Business people and tourists, students and residents, strolled or hurried past the place where a shrapnel-filled pressure cooker created carnage only steps from the finish line. Few stopped at the spot, and few hints of its significance could be found there.
Then, at 2:50 p.m., the time when two homemade bombs detonated here April 15, a remembrance graced the sidewalk. Three dancers from the Paulist Center, a Catholic organization on Park Street, used the emotive language of movement to acknowledge the area’s lingering grief while also reclaiming the space.
“We wanted to offer a blessing at the spot,” said Christine Monterio, director of dance at the Paulist Center. “It’s a very natural response for all of us.”
Boston Mayor Thomas M. Menino had spoken earlier in the day about the city’s resilience in the wake of the attacks.“I think the city went in strong, came out strong,” Menino said before an appearance in the Fenway Fens. “I think the city has reacted in the proper manner over the past month or so. I had dinner the other night for 130 of the survivors and it gave me strength to be with those families and individuals.”

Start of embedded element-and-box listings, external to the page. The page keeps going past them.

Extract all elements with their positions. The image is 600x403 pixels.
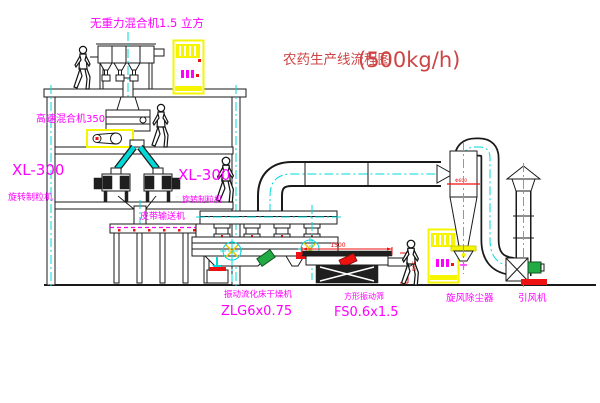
label-granulator-left-name: 旋转制粒机: [8, 191, 53, 203]
control-cabinet-icon: [174, 41, 204, 94]
process-flow-diagram: Φ600 无重力混合机1.5 立方 农药生产线流程图 (500kg/h) 高速混…: [0, 0, 600, 403]
sieve-height-dim: 545: [410, 261, 416, 272]
label-dryer-model: ZLG6x0.75: [221, 304, 292, 319]
label-fan-name: 引风机: [518, 292, 547, 304]
cyclone-diameter-dim: Φ600: [455, 178, 467, 184]
label-belt-conveyor: 皮带输送机: [140, 210, 185, 222]
label-sieve-model: FS0.6x1.5: [334, 305, 399, 320]
person-icon: [152, 104, 168, 147]
granulator-left: [94, 168, 130, 202]
label-granulator-right-name: 旋转制粒机: [182, 194, 222, 204]
label-sieve-name: 方形振动筛: [344, 291, 384, 301]
label-gravity-mixer: 无重力混合机1.5 立方: [90, 16, 204, 30]
mixer-discharge-valves: [100, 63, 140, 81]
diagram-canvas: Φ600 无重力混合机1.5 立方 农药生产线流程图 (500kg/h) 高速混…: [0, 0, 600, 403]
person-icon: [74, 46, 90, 89]
label-high-speed-mixer: 高速混合机350: [36, 112, 105, 125]
induced-draft-fan: [506, 258, 547, 285]
sieve-length-dim: 1500: [330, 242, 345, 249]
label-granulator-left-model: XL-300: [12, 161, 64, 179]
title-capacity: (500kg/h): [358, 48, 460, 72]
dryer-exhaust-duct: [270, 161, 453, 213]
label-cyclone-name: 旋风除尘器: [446, 292, 494, 304]
vibrating-sieve: [296, 247, 413, 283]
fan-motor-icon: [528, 262, 541, 273]
dryer-dome-vents: [214, 224, 320, 237]
label-granulator-right-model: XL-300: [178, 166, 230, 184]
control-cabinet-icon: [429, 230, 459, 283]
granulator-right: [144, 168, 180, 202]
label-dryer-name: 振动流化床干燥机: [224, 289, 293, 300]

The two powerful explosions killed three people and wounded more than 260 others. One suspect is dead after a confrontation with police several days after the attacks; another is in custody, facing federal charges. The suspects are also accused of slaying an MIT police officer.
Boston police wore a black band on their badges for a month in memory of the bombings. It’s traditional for them to wear such bands for a fallen fellow officer and take them off after a month. They removed the black bands today at 2:50 p.m. The department’s flags were also raised from half-staff at that moment.
The Boston Athletic Association, which organizes the Marathon, said on its website, “Our hearts and prayers go out to the victims affected, especially the four families who lost loved ones, as well as those who remain in the hospital or who are in rehabilitation.”
“We would like to thank all of the first responders, medical staffers, volunteers, and local, state, and federal authorities for handling a very difficult situation so bravely,” the statement said.